Historically the morning has been my Achilles heel. 31-33 building problems an 7-9 bridge problems is a slog for a bridge person. The only reason for the afternoon "U" was I could not remember a pile formula and that was part 'a' of a five part problem that all were dependent on the results of 'a'. 

Not a fan of the ACI code.

They cycle before the one shown I was fortunate enough to go A/A/A on the afternoon. Again, sunk by the morning.

We will see in mid-December...


----------



## structurenole2015 PE

Br_Engr said:


> They cycle before the one shown I was fortunate enough to go A/A/A on the afternoon. Again, sunk by the morning.



I guess that's _one_ good thing about when this thing goes computer based. You can pass all four parts separately. Even the morning vs. afternoon on the same component (vertical or lateral) can be passed independently. 

My only complaint is that the total time of the exam, if you pass all four parts on the first try, totals about 21 hours instead of 16 hours.


----------



## bassist

structurenole2015 PE said:


> I guess that's _one_ good thing about when this thing goes computer based. You can pass all four parts separately. Even the morning vs. afternoon on the same component (vertical or lateral) can be passed independently.
> 
> My only complaint is that the total time of the exam, if you pass all four parts on the first try, totals about 21 hours instead of 16 hours.


I am not aware of this. What's the duration of each exam? Do you know?


----------



## Br_Engr

bassist said:


> I am not aware of this. What's the duration of each exam? Do you know?


There is an entire thread in this forum that goes into detail on the transition to a CBT exam. It is very thorough.


----------



## MambaMentality24

bassist said:


> I am not aware of this. What's the duration of each exam? Do you know?











NCEES Podcast on transition to Computer Based SE Exam


Not sure if this has been posted or not, but it's an NCEES podcast with information about the transition to the Computer Based SE Exam. https://ncees.org/podcast-jason-gamble/ Biggest takeaway is that the SE Exam will now be a 4-part 20+ hour exam. But once you pass a part, you are done with...




engineerboards.com


----------



## bassist

MambaMentality24 said:


> NCEES Podcast on transition to Computer Based SE Exam
> 
> 
> Not sure if this has been posted or not, but it's an NCEES podcast with information about the transition to the Computer Based SE Exam. https://ncees.org/podcast-jason-gamble/ Biggest takeaway is that the SE Exam will now be a 4-part 20+ hour exam. But once you pass a part, you are done with...
> 
> 
> 
> 
> engineerboards.com


Thank you for sharing.
So looks like the AM will be 5.5 hrs long with 55 questions and PM will be 5 hrs long with 60 questions (5 scenarios with each scenario having 12 questions).


----------



## Farsak Palia

The only drawback I see with the CBT exams is that you can't carry any cheatsheets or formulated tables with you anymore, which would save you time on the exam.


----------



## structurenole2015 PE

Farsak Palia said:


> The only drawback I see with the CBT exams is that you can't carry any cheatsheets or formulated tables with you anymore, which would save you time on the exam.

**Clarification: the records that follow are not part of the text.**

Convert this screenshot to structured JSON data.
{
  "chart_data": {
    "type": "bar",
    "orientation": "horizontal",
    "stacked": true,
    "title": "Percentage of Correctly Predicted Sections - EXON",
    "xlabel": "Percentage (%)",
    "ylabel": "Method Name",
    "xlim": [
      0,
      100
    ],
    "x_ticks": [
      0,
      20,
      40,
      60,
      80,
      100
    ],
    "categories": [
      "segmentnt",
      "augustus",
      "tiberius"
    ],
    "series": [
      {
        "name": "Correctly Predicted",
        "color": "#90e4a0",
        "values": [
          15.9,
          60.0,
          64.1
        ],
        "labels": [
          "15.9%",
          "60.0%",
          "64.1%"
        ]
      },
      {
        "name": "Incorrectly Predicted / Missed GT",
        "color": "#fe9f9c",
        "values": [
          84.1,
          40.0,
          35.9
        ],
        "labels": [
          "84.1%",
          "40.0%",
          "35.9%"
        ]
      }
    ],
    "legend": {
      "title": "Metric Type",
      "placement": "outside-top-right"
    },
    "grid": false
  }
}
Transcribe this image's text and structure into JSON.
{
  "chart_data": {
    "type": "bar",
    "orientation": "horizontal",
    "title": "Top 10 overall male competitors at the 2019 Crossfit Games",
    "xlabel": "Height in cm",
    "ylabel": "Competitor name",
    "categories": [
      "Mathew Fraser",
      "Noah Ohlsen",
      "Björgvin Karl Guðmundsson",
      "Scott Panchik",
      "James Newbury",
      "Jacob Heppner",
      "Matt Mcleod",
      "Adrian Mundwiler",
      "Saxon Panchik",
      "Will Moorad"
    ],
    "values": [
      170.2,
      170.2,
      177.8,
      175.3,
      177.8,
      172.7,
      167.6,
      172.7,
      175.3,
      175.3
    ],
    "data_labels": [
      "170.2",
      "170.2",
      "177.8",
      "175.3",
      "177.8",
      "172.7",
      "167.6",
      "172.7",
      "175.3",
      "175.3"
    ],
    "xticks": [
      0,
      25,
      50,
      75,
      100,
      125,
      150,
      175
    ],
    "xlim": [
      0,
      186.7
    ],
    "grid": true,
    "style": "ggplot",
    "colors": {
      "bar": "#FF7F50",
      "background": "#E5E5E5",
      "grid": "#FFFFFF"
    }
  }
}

You'll have all that info in the reference manual they provide as well as the codes that they will provide.


----------



## Br_Engr

structurenole2015 PE said:


> You'll have all that info in the reference manual they provide as well as the codes that they will provide.


Understood, but part of exam prep is completing practice problems with your particular set of references so you become familiar with them and know where to find things quickly. As everyone knows, the morning is all about speed and finding the formula or code section that the problem needs FAST. (I think we all have spent a small fortune on tabs.)

In addition, the codes I used had notes and highlights for things that I might have overlooked. First thing that comes to mind are all of the crazy footnotes in the ASCE-7 Table 12.2-1 as well as the tables in the NDS. 

I don't understand. If it's all open book, why not let examinees bring in their own references?


----------



## MambaMentality24

structurenole2015 PE said:


> You'll have all that info in the reference manual they provide as well as the codes that they will provide.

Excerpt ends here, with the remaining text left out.